In one of his favorite palaces—Theobald’s in the parish of Cheshunt—the King lay dying.

James had no illusions; he knew this was the end. He was in his fifty-ninth year and had been a king for almost the whole of his life: James VI of Scotland since he was little more than a baby and his mother’s enemies had insisted that she abdicate in his favor; James I of England for the last twenty-three years.

“A goodly span,” he murmured, “and when a man suffers from a tertian ague and gout it is time he said goodbye to earthly pleasures. Perhaps I have been over-fond of my wine, but it is no bad thing to be over-fond of the things life has to offer.”

It was characteristic of him that he wondered what posterity would think of him. The British Solomon! How much had his wisdom profited his country? Would they remember him as a wise ruler, or the King who had gone in terror of the assassin’s knife since the Gowrie and Gunpowder Plots? Would they remember him as the King who was excessively fond of his favorites?

Steenie had not always been a comfort. He had grown arrogant like the rest. Steenie would look after himself. He was already a friend of Charles and they had jaunted to Spain together when Charles went to woo the Infanta. And Charles was affianced now to Henrietta Maria the daughter of Henry IV of France and sister of the reigning King Louis XIII. It would be a Catholic marriage for Charles which might cause trouble; there could clearly be no more persecution of recusants with a Catholic Queen on the throne. But that was Charles’s affair—no longer his.

It was strange to think of the end. No more hunting, no more golf, no more laughter at the pranks of Steenie and the rest; no longer would he sign to a handsome young man to give him his arm to lean on.

The old life was passing.

And as he thought back over the years there was one whom he could not forget, and had never forgotten.

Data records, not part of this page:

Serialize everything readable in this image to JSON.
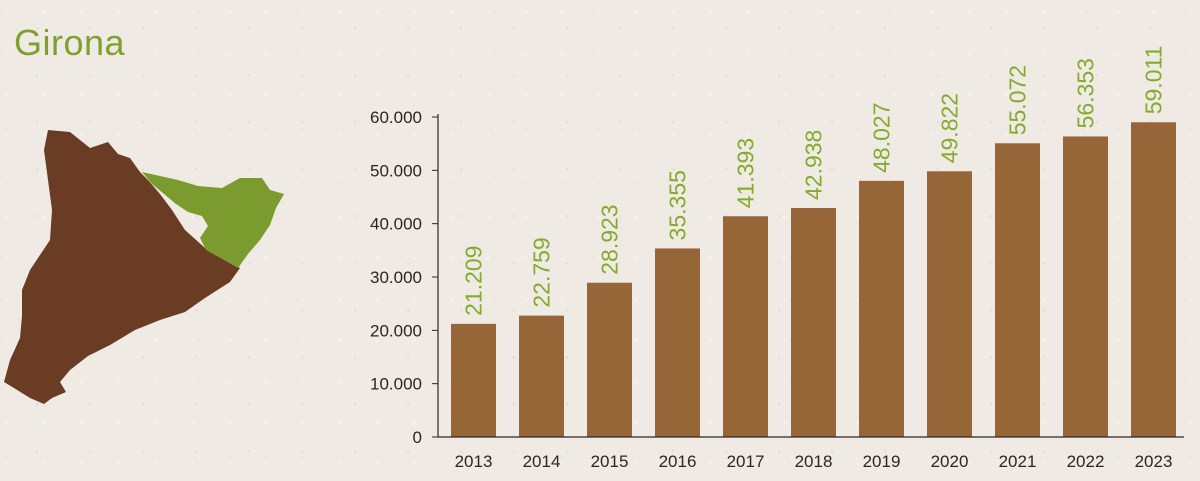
{
  "header": {
    "title": "Girona"
  },
  "colors": {
    "bar": "#966538",
    "value_label": "#84ab2d",
    "map_rest": "#6a3c24",
    "map_highlight": "#7c9b2e",
    "axis": "#2b2623"
  },
  "map": {
    "region_highlighted": "Girona",
    "icon": "catalonia-map-icon"
  },
  "chart_data": {
    "type": "bar",
    "title": "",
    "xlabel": "",
    "ylabel": "",
    "categories": [
      "2013",
      "2014",
      "2015",
      "2016",
      "2017",
      "2018",
      "2019",
      "2020",
      "2021",
      "2022",
      "2023"
    ],
    "values": [
      21209,
      22759,
      28923,
      35355,
      41393,
      42938,
      48027,
      49822,
      55072,
      56353,
      59011
    ],
    "value_labels": [
      "21.209",
      "22.759",
      "28.923",
      "35.355",
      "41.393",
      "42.938",
      "48.027",
      "49.822",
      "55.072",
      "56.353",
      "59.011"
    ],
    "yticks": [
      0,
      10000,
      20000,
      30000,
      40000,
      50000,
      60000
    ],
    "ytick_labels": [
      "0",
      "10.000",
      "20.000",
      "30.000",
      "40.000",
      "50.000",
      "60.000"
    ],
    "ylim": [
      0,
      60000
    ],
    "grid": false
  }
}
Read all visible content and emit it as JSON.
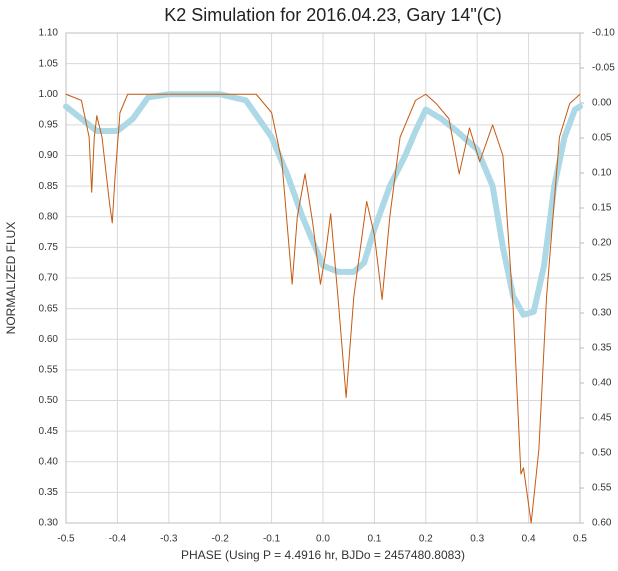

Often during the years he had longed to recall him. Yet how could he recall a man who had been condemned for murder?

“Robbie was no murderer,” he told himself, as he had often during the hours of the night when he had awakened from some vague dream of the past, haunted by a handsome affectionate young man. “I’ll bring him back. He shall have his estates back.”

But by light of day he would say: “I canna do it. It would serve no good purpose. How could Robert take up his old place now?”

It was nearly ten years since he had seen Robert, and that was a long time for a King to remember. And for all those years Robert had remained virtually a prisoner.

There was one thing he would do before he died. Robert should have a full pardon. His estates should be returned to him. As for the woman—she must have her freedom. He could not keep one prisoner and not the other.

It must be his first concern to pardon Robert.

The pardon was given; and the documents drawn up which would make Robert a rich man once more.

But James had not known how little time there was left to him, and he died before he could sign those documents.

But for Robert and Frances there was change at last: and that March of the year 1625 when James died in Theobald’s Palace, they were at liberty to go where they would. James’s last gift to them was freedom from each other.